Pour notre besoin, l’information la plus importante est la dernière : si le nombre de transaction est supérieur à 0, alors l’adresse a été utilisée au moins une fois, et donc on ne veut pas la réutiliser.
Le script à proprement parler
Ainsi, notre second script va s’appuyer sur notre clé zpub pour
- récupérer un nombre configurable d’adresses de transaction (via bip_utils), et
- vérifier le solde des transactions sur cette adresse (grâce à l’API blockstream), avant
- de constituer une liste d’adresses exploitables.
Pour les besoins de notre site web (on ne perd pas l’objectif de vue, svp), on va générer deux types de fichier :
- un fichier json avec la liste des adresses de transaction, et
- un ensemble de fichiers SVG, contenant chacun la version QRCode d’une adresse.
Le QR Code qu’on retrouve sur le site web !
Si vous avez tenté de scanner ce QR Code, vous verrez qu’il contient une chaîne de caractère sous la forme suivante : “bitcoin:bc1…?label=support.faeries.space”. Si vous avez déjà un wallet, vous savez ce que ça fait. Si ce n’est pas le cas, c’est tout simple : la plupart des applications permettant de gérer son wallet permettent de scanner ce QR Code, pour ensuite envoyer son paiement en Bitcoin.
Stocker les adresses sur le serveur
Maintenant que nous sommes capable de générer un fichier json avec l’ensemble des adresses, et les fichiers SVG des QRCode à afficher sur le site web, on doit les stocker sur le site web. Vous vous demanderez pourquoi les générer, puis les envoyer, au lieu de générer directement sur notre serveur ? C’est pour une raison de sécurité : moins nous partageons de donné sensible, mieux nous nous portons. Les adresses de transaction étant le minimum possible, nous nous efforçons de ne stocker aucune autre information sur le serveur.
Sur notre serveur, les fichiers SVG seront exposés via une API relativement simple :
- un header X-BTC-Addr avec l’adresse de transaction, et
- le corps de la réponse contenant le fichier SVG.

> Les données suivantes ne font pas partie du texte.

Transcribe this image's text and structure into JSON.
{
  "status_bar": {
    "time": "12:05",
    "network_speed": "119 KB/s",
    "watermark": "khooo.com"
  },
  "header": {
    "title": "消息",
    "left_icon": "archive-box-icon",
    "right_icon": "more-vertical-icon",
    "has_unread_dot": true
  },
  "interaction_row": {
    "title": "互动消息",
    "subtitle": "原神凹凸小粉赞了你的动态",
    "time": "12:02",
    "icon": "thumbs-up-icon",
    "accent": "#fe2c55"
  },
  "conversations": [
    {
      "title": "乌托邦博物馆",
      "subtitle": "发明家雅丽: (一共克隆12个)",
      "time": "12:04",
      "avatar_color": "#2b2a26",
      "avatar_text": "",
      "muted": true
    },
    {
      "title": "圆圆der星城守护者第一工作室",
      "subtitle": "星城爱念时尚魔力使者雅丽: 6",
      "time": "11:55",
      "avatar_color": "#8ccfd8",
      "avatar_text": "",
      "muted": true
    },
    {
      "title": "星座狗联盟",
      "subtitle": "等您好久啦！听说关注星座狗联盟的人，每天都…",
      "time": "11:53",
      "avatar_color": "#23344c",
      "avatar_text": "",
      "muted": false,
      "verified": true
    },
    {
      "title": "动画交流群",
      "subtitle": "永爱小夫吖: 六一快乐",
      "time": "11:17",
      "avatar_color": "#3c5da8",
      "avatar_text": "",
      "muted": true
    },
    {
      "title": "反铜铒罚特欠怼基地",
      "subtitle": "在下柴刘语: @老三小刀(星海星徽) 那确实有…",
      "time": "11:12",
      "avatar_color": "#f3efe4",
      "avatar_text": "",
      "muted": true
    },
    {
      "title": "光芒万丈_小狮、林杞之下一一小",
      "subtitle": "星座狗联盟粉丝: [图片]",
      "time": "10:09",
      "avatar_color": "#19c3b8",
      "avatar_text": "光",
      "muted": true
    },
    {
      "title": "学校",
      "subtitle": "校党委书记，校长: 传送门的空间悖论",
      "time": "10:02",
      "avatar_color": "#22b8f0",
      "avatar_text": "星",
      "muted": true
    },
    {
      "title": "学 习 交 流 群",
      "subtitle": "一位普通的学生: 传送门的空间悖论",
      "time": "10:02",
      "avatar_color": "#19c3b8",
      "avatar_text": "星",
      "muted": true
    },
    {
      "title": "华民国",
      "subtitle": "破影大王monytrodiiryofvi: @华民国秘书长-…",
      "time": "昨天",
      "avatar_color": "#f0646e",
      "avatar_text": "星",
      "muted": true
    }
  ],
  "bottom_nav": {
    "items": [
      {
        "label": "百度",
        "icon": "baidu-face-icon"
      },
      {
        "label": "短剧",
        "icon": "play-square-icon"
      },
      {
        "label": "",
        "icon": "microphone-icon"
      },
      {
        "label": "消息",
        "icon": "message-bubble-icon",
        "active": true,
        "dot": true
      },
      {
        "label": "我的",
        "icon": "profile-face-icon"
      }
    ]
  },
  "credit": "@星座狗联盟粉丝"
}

Par contre, on veut avoir un QR Code unique pour chaque client … Pour cela, on a choisit la stratégie suivante :
- le client fournit une clé X-Hash-Key qui est forgé directement côté client (nous y reviendront plus loin) ;
- côté serveur, nous vérifions si cette clé est valide (en gros, longueur de 16 caractères) ;
- ensuite, nous allons vérifier si elle a déjà été utilisée ou non ;
- si elle n’a pas encore été utilisée, nous allons récupérer une adresse qui n’est pas encore utilisée (grâce à son index), nous l’associons à la clé du client, nous l’enregistrons et nous mettons à jour le dernier index utilisé ;
- enfin, nous renvoyons l’adresse de transaction et son QR Code.
Vous pouvez retrouver et tester cette API sur mon dépôt Git.
Côté web : récupération et affichage de la modale
Tout à l’heure, nous parlions de la clé générée côté client à titre d’identifiant unique. Le but n’est pas tant d’anonymiser le compte client que de s’assurer qu’une clé donné corresponde à une clé donné. Étant donné qu’on vise une adresse de transaction réservée à un client donné, on va conserver cette clé dans le navigateur du client.
L’algorithme a donc été conçu de sorte à ce que la clé soit générée pour ce client, de façon semi-aléatoire :
- le timestamp, pour garantir que toute nouvelle clé générée sera différente de la précédente,
- le user agent du navigateur, et
- une chaîne générée aléatoirement.
On rajoute une passe de hash (généreusement suggérée par Grok) pour renforcer un minimum la clé personnelle de notre utilisateur, puis on la stocke en localStorage.
Enfin, lorsque l’utilisateur souhaite soutenir faeries.space (i.e. qu’il clique sur « Soutenez faeries.space ! », on va récupérer cette clé et l’envoyer au serveur. Comme ça, le serveur va renvoyer le QR Code et l’adresse de transaction qui vont servir à remplir la petite modale que vous voyez apparaître en cliquant sur le bouton !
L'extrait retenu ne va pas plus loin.